Por imposición, Rodoreda se casó con un tío suyo al cumplir los veinte años. Malcasada y con un hijo, la literatura, la lectura ingente, se presentó como una solución de conveniencia para plantearse una vida alternativa. Empezó a escribir en 1933, y publicó varias novelas que luego rechazó. En el exilio francés, huyendo de las tropas de Franco primero, de las de Hitler poco después, tuvo pocas oportunidades de volver a dedicarse a su pasión de escritura. Huyendo de París, su convoy fue bombardeado en tres ocasiones, vivió en casas abandonadas o en los bosques, en vivencias semejantes a las que también noveló Irene Nemirovsky. Rodoreda las evocó en cartas impresionantes escritas a su confidente del momento, la también escritora Anna Murià. Vivió en difíciles circunstancias en Burdeos y Limoges, ganándose la vida cosiendo. El exilio, algunas de las escenas vividas en la Francia ocupada por los nazis, encontraron camino en versión literaria en los cuentos que ganaron el premio “Víctor Català” en 1957. Finalizada la guerra mundial regresó a la literatura de un modo curioso. A mitad de la década de los cuarenta, viviendo en medio de una gran penuria material, padeció durante cuatro años una dolencia en el brazo derecho, que le impedía escribir a mano. Ello la empujó a escribir a máquina y a dedicarse a dibujar. Encontró en el arte (collages y dibujos a lo Paul Klee) y la escritura (sonetos de notable factura) refugio para una existencia difícil. Por entonces se había consolidado su relación sentimental con el poeta y crítico Joan Prat, más conocido por su pseudónimo literario, “Armand Obiols”. Había regresado brevemente a Barcelona en 1948, había participado en los “Jocs Florals” (Juegos Florales) del exilio, pero poder publicar de nuevo en su ciudad, significó la confirmación de una vocación, o mejor, la posibilidad de reemprender una dedicación a la literatura que había sido desde 1933 su pasión esencial. La escritura de esta época puede ser leída como lucha contra un destino impuesto y una humillación colectiva. Pero lo más característico es la creación de una prosa innovadora, con sombras y silencios, con una aptitud especial para retratar las ondulaciones de un alma femenina.
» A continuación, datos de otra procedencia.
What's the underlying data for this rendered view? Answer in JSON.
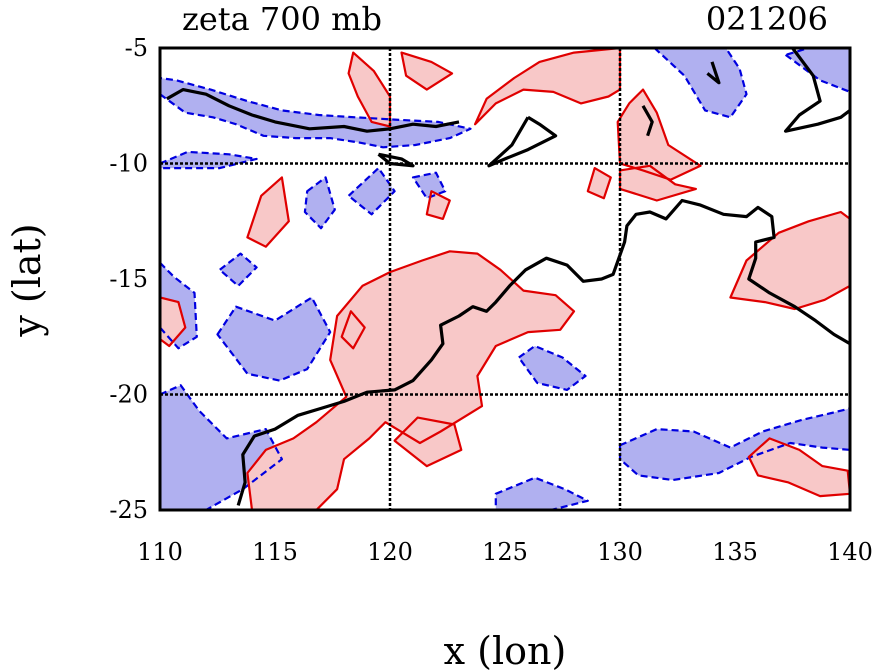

La suerte cambió definitivamente cuando en 1962 consiguió publicar su novela La plaza del Diamante. Mercè Rodoreda vivía ahora en Ginebra, a donde se había traslado Armand Obiols en 1954, puesto que trabajaba como traductor en Naciones Unidas. La novela se había presentado al más prestigioso premio de novela en catalán, el “Sant Jordi”, de 1960 con el título de Colometa y causó un pequeño escándalo literario El jurado no la premió. Uno de sus componentes, Joan Fuster, la recomendó al editor Joan Sales que acababa de fundar la editorial “El Club dels novel.listes”. La novela de Rodoreda se convirtió inmediatamente en un éxito de crítica y de público. Dos años más tarde, un grupo de críticos convocados por la revista Serra d’Or la declaró la mejor novela catalana del período 1939-1963. Con motivo de la reciente Feria del libro de Frankfurt ha vuelto a ser declarada como una de las mejores novelas de todos los tiempos escritas en lengua catalana. En 1978 Francesc Betriu realizó una miniserie televisiva, que era una versión más que digna de la novela. La situación de Rodoreda en el sistema literario cambió de modo radical. Pudo continuar escribiendo con más libertad, continuó trabajando en proyectos de cuentos y novelas, obras de teatro. Después de un largo período de exilio podía regresar a Barcelona a pasar largas temporadas. En 1971, después de la muerte de su compañero sentimental, desplazó definitivamente su residencia hacia la tierra natal. Se construyó una casa en el pueblo gerundense de Romanyà de la Selva, en un lugar que en opinión de Josep M. Castellet (Los escenarios de la memoria) era como un mirador sobre el país, alejado de él, observándolo desde una elevación. Cuando murió en 1983 era una escritora muy conocida, con éxito de público, motivo de varios homenajes, “Premi d’Honor de les Lletres Catalanes” en 1980. El reconocimiento se ha confirmado con una cantidad ingente de ediciones y traducciones de sus principales libros, y por el gran número de estudios críticos que se le han dedicado.

Cuentos y novelas

Rodoreda leyó con pasión los relatos de Katherine Mansfield. En una carta afirmaba: "El 'meu amor en aquest gènere' és la meravellosa K. Mansfield." (Mi amor en este género es la maravillosa K. Mansfield.) Algunos de sus personajes encuentran inspiración  en el mundo de la escritora neozelandesa. La influencia de  Mansfield se comprueba sobre todo en el impacto de algunos cuentos de The Garden Party en un eco muy directo en “Zerafina” o “La niñera” de Mi Cristina y otros cuentos. Como Mansfield, Rodoreda se convirtió en una hábil cronista de situaciones de desastre que ocurren en la vida cotidiana, desarrollando un instinto afilado para presentar a seres humanos en situación de soledad extrema, o ilustrando la desesperación de la mujer en el mundo moderno, sin ningún rastro de sentimentalismo.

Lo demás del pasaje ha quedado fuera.